Adopted parents have the habit of goodness. They do not seek immortal glory. They possess a common grace and willingly achieve results through human effort with the knowledge that virtue is its own reward. They concede the agony, mourning, and the grieving sense of loss and self-inflicted wounds the birth parents may experience later in life. They grasp the numbing sense of grief and mourning for the birth mother and father not there, and with heartfelt emotions they comprehend the deep sense of loss the adopted child endures. They allow the tears to fall, and sooth the primal wound as best they can. They are virtuous because they seek only goodness and what is best for their adopted child.
The Cardinal virtues of Prudence, Justice, Temperance (Restraint), and Courage (Fortitude) were identified by the Greek philosophers Aristotle and Plato, who regarded them as desirable character traits. The Theological virtues, from the letters of St. Paul are Faith, Hope and Charity (Love). The enormous popularity of the Seven Virtues In Catholic catechism in the Middle Ages helped to spread the concept of holy virtue throughout Europe.

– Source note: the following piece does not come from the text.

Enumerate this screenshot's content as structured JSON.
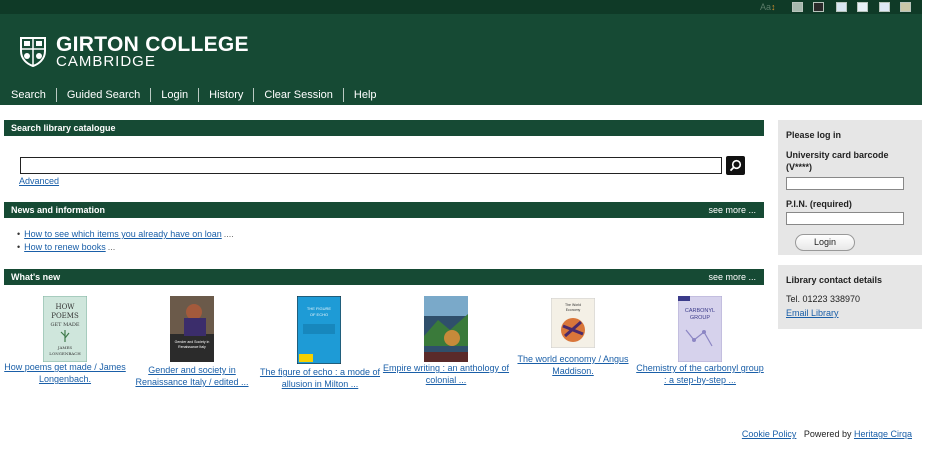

The Seven Cardinal Virtues of Prudence, Justice, Fortitude, Temperance, Faith, Hope and Charity (Love) have generally fallen out of common use. The virtues were once universally accepted, and widely taught as admirable human qualities. Life was viewed as the battleground of character formation, and the seven virtues gave civilized individuals a vocabulary to provide a unique dialogue about human history, character and human behavior. By training in virtue, individuals were taught how to prepare to live in a world of suffering, temptation and imbalance. They were taught to seek a virtuous life with all their sensory and spiritual being as an habitual and firm disposition to do good for others. The goal was to be Christlike. The aim was to develop a generous spirit leading to positive concrete actions and a selfless disposition that allows individuals to give the best of themselves and perform good deeds. It was taught that virtue is who we are, as well as what we do. It was believed that the virtuous individual acts with generosity and integrity to give the best of themselves to others. A virtuous character was considered to be at the foundation from which our lives grow. Adopted parents and others who perform good acts and give the best of themselves to others being considered the most virtuous.